Let $\mathbf{R}=[r_1 \ r_2 \ r_3]$, $\mathbf{Q}=[q_1 \ q_2 \ q_3]$
be two different 3-dimensional rotation matrices built from orthonormal column vectors $r_i$ and $q_i$ appropriately.
Question:
- Could be obtained general form for a matrix $\mathbf{ Q}$ given the matrix $\mathbf{R}$ that it would be satisfied $${\sum_{i=1}^3}q_i + {\sum_{i=1}^3}r_i =0$$ Obvious solution is $q_i=-r_j$ and its "orthogonal" permutations.
- Are other solutions possible also? If not how to prove it ?
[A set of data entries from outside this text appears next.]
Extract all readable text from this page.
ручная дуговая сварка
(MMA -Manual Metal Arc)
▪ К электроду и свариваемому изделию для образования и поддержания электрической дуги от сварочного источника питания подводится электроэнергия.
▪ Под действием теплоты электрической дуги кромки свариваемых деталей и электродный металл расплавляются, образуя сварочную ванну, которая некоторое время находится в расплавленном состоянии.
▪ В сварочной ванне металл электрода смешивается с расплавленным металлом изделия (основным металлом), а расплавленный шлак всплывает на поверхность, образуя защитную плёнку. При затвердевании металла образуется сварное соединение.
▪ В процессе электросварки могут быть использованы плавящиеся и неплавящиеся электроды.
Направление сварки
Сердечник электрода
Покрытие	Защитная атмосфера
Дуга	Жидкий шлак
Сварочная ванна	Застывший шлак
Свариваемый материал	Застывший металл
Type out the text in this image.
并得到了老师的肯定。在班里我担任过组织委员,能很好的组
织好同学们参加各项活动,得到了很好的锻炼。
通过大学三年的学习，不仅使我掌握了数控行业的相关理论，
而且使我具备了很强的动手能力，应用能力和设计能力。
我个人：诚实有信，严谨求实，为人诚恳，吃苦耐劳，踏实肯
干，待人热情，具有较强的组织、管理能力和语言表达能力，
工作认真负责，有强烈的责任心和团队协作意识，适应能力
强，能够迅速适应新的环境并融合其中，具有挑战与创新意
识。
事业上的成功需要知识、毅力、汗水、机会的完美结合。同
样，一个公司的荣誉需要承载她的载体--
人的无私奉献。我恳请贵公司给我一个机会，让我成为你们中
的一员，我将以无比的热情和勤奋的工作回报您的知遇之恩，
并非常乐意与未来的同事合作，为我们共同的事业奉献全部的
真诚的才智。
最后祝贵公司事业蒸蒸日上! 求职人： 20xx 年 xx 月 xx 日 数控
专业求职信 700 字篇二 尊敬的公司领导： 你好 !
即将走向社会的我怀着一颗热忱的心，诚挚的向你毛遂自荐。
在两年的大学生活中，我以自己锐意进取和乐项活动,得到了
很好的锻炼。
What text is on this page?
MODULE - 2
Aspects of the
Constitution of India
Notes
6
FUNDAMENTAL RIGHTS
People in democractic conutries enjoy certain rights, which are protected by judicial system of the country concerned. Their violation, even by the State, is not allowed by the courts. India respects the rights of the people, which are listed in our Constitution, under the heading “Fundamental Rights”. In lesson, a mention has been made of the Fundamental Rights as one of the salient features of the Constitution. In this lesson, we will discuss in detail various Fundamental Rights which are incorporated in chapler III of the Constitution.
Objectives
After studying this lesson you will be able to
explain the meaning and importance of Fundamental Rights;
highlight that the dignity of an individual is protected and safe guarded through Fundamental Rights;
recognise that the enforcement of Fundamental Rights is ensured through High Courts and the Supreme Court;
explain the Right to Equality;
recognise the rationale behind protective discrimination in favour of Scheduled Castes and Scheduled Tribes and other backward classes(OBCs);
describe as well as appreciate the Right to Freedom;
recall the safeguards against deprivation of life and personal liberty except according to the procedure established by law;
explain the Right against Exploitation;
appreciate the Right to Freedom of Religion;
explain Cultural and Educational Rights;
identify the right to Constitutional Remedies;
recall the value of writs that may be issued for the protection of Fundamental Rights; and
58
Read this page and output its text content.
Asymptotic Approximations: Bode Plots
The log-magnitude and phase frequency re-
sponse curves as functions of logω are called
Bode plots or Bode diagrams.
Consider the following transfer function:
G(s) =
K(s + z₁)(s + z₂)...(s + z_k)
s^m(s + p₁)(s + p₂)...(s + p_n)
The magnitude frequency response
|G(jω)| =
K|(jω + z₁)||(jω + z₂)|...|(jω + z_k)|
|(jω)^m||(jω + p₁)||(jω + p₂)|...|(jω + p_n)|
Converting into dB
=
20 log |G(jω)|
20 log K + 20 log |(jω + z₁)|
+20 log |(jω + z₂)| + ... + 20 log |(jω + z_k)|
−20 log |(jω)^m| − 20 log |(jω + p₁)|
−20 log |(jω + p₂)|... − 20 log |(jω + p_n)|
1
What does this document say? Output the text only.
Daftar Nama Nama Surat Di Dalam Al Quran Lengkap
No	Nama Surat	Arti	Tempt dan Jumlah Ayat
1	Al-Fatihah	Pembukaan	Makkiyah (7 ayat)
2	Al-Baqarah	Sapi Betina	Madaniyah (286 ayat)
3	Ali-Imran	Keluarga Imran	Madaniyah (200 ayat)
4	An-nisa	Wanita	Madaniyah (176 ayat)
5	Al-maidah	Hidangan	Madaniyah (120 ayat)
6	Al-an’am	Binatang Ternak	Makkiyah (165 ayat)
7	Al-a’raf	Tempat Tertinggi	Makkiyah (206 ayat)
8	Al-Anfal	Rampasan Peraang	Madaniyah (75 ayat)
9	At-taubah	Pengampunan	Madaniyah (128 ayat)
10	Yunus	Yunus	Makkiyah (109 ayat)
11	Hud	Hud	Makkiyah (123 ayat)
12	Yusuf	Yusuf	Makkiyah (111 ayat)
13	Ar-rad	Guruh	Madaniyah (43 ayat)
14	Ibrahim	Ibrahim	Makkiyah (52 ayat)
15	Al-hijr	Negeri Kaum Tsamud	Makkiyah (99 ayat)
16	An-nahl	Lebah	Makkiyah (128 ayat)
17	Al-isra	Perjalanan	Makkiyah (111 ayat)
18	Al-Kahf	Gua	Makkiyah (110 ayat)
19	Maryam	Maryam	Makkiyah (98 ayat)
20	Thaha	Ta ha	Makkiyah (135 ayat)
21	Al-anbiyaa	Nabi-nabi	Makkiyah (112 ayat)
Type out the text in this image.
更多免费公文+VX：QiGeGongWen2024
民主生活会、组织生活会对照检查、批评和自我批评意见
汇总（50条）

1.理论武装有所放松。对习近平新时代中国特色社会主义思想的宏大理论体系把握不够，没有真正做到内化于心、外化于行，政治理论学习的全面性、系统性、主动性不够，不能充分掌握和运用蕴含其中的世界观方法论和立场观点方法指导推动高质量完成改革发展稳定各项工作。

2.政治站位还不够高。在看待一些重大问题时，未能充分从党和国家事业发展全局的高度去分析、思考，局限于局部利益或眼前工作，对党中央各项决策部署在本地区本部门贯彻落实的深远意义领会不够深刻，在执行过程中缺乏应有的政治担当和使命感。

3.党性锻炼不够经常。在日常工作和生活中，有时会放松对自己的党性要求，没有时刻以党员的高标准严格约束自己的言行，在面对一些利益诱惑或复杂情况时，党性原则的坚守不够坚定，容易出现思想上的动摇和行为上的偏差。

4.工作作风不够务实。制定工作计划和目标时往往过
If $\mathbf Q=\begin{bmatrix}\mathbf q_1 & \mathbf q_2 & \mathbf q_3\end{bmatrix}$ and $\mathbf 1 = \begin{bmatrix}1 \\ 1 \\ 1\end{bmatrix}$, then $\mathbf{Q1} = \mathbf q_11 + \mathbf q_21 + \mathbf q_31 = \sum_{i=1}^3\mathbf q_i.$ Similarly, $\mathbf{R1} = \sum_i\mathbf r_i$. So you want to find a rotation matrix $\mathbf Q$ such that $\mathbf{Q1} = -\mathbf{R1}$, that is, a rotation that maps $\mathbf 1$ to $-\mathbf{R1}$. One solution is a rotation about the axis $\mathbf 1\times(-\mathbf{R1})$ by the angle $\cos^{-1}\Bigl(\frac{\mathbf 1\cdot(-\mathbf{R1})}{\|\mathbf 1\|\|\mathbf{-R1}\|}\Bigr)$. Infinitely many other solutions can be obtained by right-multiplying this matrix by an arbitrary rotation about the $\mathbf 1$ axis.